De nos jours, on estime que le nombre d’oliviers cultivés dans le monde s’élève à 750 millions. Toutefois, en dépit de cette dissémination, 95 % de la surface cultivée est située dans le Bassin méditerranéen. L’Espagne en est le plus important exportateur. Sa production correspondant à près du quart de la récolte mondiale, suivie par la Turquie qui s’attribue environ 12 % du marché. Les Grecs sont les plus forts consommateurs avec vingt litres d’huile par habitant et par an. Les Espagnols et les Italiens suivent avec une dizaine de litres. Quant aux Français, ils arrivent loin derrière avec tout juste un litre d’huile d’olive par habitant. Ce qui ne tient pas compte des disparités entre le Nord consommateur de beurre et d’huiles de graines et le Sud producteur. Ainsi, au XVIIe siècle, Mme de Sévigné n’écrit-elle pas à sa fille : « Je ne saurais vous plaindre de n’avoir point de beurre en Provence puisque vous avez de l’huile admirable. »

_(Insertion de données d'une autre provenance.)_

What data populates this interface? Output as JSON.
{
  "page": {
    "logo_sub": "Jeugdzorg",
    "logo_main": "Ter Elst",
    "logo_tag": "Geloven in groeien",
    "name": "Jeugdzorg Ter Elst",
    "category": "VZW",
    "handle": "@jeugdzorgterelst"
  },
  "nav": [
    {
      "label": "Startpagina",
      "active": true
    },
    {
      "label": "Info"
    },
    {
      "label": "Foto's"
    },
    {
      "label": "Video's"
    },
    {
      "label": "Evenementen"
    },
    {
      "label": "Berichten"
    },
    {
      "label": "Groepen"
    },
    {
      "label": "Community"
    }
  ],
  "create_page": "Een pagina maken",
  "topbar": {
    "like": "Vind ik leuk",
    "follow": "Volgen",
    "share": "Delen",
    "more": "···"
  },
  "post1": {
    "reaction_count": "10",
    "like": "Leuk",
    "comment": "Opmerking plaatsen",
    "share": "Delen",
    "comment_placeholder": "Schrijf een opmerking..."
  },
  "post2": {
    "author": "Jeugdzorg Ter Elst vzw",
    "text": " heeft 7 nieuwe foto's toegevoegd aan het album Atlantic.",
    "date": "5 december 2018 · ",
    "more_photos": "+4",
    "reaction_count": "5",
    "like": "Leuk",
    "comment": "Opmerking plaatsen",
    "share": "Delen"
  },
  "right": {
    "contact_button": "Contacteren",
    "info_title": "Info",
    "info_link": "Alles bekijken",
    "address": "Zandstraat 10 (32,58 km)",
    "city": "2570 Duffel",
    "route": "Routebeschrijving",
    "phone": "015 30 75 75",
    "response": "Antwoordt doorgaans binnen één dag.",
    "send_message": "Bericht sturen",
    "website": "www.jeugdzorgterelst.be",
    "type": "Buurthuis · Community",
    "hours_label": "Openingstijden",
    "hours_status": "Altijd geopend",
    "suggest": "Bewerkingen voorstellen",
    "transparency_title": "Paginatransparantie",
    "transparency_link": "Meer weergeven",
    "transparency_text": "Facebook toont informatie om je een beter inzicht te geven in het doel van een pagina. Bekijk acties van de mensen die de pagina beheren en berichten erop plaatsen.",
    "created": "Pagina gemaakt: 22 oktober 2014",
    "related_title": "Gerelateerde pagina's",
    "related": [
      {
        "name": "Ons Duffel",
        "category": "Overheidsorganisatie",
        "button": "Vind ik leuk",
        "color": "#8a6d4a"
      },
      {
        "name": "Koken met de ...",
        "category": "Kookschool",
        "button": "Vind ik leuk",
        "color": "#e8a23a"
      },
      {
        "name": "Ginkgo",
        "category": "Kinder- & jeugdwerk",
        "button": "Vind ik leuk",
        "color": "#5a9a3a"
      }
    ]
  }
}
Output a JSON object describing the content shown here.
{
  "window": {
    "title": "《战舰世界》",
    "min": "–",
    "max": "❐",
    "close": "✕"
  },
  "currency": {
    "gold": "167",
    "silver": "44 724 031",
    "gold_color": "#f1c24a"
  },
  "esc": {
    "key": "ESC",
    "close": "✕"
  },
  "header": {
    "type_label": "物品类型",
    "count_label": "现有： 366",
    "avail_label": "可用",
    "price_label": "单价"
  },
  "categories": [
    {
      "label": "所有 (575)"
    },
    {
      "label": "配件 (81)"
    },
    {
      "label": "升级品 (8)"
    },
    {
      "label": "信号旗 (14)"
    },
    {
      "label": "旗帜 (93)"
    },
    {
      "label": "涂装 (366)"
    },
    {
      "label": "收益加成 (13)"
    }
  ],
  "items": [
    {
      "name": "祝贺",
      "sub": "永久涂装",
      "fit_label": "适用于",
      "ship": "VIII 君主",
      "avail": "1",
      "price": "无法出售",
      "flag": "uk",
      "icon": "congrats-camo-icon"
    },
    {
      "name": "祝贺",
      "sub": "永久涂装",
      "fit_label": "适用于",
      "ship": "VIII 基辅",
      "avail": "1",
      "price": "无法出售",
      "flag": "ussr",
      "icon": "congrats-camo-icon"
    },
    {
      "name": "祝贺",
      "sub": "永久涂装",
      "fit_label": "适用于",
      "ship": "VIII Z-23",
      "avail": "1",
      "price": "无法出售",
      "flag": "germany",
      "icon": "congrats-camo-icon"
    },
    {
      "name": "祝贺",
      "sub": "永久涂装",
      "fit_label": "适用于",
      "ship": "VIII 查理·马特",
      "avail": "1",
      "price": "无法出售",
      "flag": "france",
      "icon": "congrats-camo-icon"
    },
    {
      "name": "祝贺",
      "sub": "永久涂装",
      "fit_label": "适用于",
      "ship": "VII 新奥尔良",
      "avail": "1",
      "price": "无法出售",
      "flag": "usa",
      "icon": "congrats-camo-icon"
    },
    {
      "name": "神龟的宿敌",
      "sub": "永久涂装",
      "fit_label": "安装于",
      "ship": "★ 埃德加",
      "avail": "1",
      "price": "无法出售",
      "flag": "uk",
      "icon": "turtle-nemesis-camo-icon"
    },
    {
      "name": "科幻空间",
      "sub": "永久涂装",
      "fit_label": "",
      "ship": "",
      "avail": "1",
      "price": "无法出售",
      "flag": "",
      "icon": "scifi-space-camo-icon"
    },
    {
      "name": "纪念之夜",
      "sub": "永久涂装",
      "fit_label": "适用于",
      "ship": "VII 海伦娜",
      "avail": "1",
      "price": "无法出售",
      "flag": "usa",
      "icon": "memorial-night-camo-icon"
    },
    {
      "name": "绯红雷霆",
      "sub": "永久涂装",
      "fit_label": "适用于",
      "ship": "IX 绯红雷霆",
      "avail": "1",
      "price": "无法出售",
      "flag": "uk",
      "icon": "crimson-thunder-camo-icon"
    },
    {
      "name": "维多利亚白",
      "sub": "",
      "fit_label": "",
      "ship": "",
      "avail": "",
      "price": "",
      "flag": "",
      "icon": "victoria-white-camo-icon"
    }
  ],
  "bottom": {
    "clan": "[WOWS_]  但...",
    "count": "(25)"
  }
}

Dans la plupart de ces pays, l’oléiculture reste le fait de petits producteurs. Les oliveraies s’étendent du niveau de la mer jusqu’à 600 mètres d’altitude au-delà de laquelle l’arbre ne pousse plus. Cette culture est organisée sur des terrasses étagées, étayées par des murs de soutènement. Ce qui permet de la pratiquer sur des pentes très raides. Avec une douzaine d’arbres en production – chacun d’eux fournissant entre quinze et cinquante kilos de fruits -, on peut satisfaire une consommation familiale, le restant étant porté au moulinier. La cueillette s’effectue en hiver, à l’exception des variétés précoces, soit par gaulage, soit à la main. En Corse, les olives sont récoltées dans des filets accrochés entre les arbres au fur et à mesure de leur chute.

Autrefois, on faisait sécher les fruits pour faire évaporer leur eau de végétation. Aujourd’hui, on les passe en centrifugeuse une fois pressés. Après avoir débarrassé les drupes de leurs impuretés par un bain d’eau froide, on les déverse dans le moulin où elles sont broyées. Cette pâte de chair et de noyaux mêlés, appelée grignon, est ensuite malaxée, puis répartie dans des paniers en forme de disque de fibres (chanvre, coco ou Nylon) tressées et mise sous presse. La centrifugeuse permet ensuite d’éliminer l’eau et l’on obtient enfin un beau liquide doré, épais et odorant, pur jus de l’olive. A déguster sans modération.

L
Comprendre :
La picholine
Variété d’olive la plus répandue en France. On la “cueille au vert”. Principalement produite dans le Sud.
La lucques
Originaire d’Italie, elle est récoltée à la main en septembre-octobre avant maturité. La production annuelle est de 250 tonnes pour 100 000 arbres, principalement dans l’Hérault et dans l’Aude.
La caillette
Bénéficiant de l’AOC depuis 2001, cette olive noire aux notes anisées et citronnées est typique de la région niçoise.
La tanche
Elle a reçu l’AOC en 1995. Très généreuse en huile, cette espèce est utilisée en confiserie. Produite dans la Drôme et dans les vallées de l’Ouvèze.